Friday, April 09, 2010

Phoebe Prince and the Golden Rule

I have been heart-broken at the tragic suicide of Phoebe Prince from South Hadley High School. Seeing a vibrant young girl so overcome with despair because of the wanton cruelty of others made me weep.

This tragedy coincides with our study of the Golden Rule as a church as we are learning about Kingdom Living from the Sermon on the Mount. If only Phoebe's classmates, her friends and her teachers and perhaps even her family had applied this simple and profound teaching everything might have been different.

And, if only I had done better at following this beautiful command when I was young. I am no better than any of the bullies and probably worse. I regret the many times I bullied others. God was merciful to keep me from participating in such a tragedy though I certainly have done things of equal wickedness.  And I continue to fall short myself in living the Golden Rule.

But there is hope and redemption. Christ himself fulfilled his own command in his beautiful life and his tragic death. His perfect life was offered as a sacrifice to pay the just penalty for those who willingly and knowingly spurn the justice and beauty of the golden rule and treat others cruelly. He died for bullies and young girls alike. He died that we might be forgiven for our horrible crimes and know perfect love.  And in knowing this forgiveness and perfect love, we might learn to love like Him - doing to others what we would want for ourselves. Would you look to Him to rescue you from your sins and lead you in His ways?

May God grant us wisdom and grace to live the Golden Rule as we look to the King and Savior who gave it to us, who shed his blood to cleanse us from disobeying it and who recreates us in Him to live it truly.

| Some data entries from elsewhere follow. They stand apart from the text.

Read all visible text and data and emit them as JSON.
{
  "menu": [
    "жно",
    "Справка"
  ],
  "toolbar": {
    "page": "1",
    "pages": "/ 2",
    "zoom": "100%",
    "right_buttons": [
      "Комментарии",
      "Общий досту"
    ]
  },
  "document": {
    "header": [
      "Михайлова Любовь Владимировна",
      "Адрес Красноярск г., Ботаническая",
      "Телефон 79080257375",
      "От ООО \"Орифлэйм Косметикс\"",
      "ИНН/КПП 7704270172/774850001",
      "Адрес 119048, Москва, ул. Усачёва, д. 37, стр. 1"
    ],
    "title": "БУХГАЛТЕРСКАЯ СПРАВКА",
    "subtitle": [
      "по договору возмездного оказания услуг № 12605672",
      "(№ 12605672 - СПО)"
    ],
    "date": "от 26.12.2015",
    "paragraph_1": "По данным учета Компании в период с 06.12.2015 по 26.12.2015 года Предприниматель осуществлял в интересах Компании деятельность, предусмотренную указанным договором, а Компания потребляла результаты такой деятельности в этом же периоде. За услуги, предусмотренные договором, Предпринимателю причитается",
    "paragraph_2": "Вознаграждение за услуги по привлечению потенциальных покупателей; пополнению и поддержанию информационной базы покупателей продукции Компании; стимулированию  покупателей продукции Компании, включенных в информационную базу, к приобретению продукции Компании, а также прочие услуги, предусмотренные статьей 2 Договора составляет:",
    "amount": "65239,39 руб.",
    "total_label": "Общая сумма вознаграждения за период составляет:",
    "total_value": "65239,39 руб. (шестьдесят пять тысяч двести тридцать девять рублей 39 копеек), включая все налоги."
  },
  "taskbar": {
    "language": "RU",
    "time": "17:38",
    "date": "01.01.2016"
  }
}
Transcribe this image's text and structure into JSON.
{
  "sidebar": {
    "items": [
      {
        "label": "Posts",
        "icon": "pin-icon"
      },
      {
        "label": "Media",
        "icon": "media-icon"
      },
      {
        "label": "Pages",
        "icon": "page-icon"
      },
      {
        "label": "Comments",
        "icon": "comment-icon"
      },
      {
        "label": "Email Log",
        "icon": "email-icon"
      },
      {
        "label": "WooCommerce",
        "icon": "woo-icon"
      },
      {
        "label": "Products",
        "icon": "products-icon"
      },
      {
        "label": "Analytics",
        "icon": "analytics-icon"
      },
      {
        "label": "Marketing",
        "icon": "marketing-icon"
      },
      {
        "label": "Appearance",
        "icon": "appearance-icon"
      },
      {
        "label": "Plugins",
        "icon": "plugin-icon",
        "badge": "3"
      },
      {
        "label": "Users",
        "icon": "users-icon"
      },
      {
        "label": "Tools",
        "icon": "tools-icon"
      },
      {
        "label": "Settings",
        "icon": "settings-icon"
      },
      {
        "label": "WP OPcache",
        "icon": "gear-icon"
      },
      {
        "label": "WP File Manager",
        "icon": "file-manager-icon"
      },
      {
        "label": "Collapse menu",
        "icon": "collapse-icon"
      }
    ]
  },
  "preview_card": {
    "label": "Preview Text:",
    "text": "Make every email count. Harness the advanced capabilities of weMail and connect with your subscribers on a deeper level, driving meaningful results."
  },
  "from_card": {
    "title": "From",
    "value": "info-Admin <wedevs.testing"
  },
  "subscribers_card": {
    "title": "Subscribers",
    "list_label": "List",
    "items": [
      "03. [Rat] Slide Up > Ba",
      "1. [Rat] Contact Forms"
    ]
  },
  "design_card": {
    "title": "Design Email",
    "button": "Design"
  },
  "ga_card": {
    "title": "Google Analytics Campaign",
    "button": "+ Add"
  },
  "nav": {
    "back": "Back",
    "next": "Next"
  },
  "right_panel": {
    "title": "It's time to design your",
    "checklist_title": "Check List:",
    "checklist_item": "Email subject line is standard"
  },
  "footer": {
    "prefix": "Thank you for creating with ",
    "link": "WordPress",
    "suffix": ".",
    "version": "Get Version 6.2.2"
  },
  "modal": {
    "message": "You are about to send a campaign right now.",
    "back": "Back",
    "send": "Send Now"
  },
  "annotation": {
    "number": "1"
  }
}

May God give us a someone like Pheobe to love and perhaps keep from such a tragedy.

As a side note: I was perplexed to see a post from Ethics Alarms focusing on how the Golden Rule is creating an unethical reaction to the situation. I would submit it would be better to say it is an incomplete application of the Golden Rule that might be functioning here.  Such an application of the Golden Rule is a violation of the Golden Rule in my opinion. I believe such a discussion is unhelpful.

2 comments:

Jack Marshall said...

I wrote the article at "Ethics Alarms," and I agree that the application of The Golden Rule being used is incomplete. But such applications are common, used, for example, to justify not "snitching" when one is aware of the criminal activity of others. I don't see how pointing this out is "unhelpful." A close friend of mine remained in denial about her daughter's clinical depression, and didn't take action, leaving her alone when she was nearing a crisis. My friend could argue that her daughter's suicide was the school's fault, or her boy friend's, or her employer's, but she knows that she had access to more information than any of them, and failed. Every parent would be eager to join her in blaming others, because we wouldn't want to be held responsible for our own child's death in any circumstances. But this instinct keeps us from an honest, unbiased analysis, and makes solutions harder to find.

Paul F. Buckley said...

Jack - I appreciate your thoughtfulness in thinking through how we use the golden rule in a limited way. The way I think your discussion is unhelpful is in not making it very clear that such a limited application is actually a violation of the golden rule, because in its biblical context it is assumed that it is not selectively applied.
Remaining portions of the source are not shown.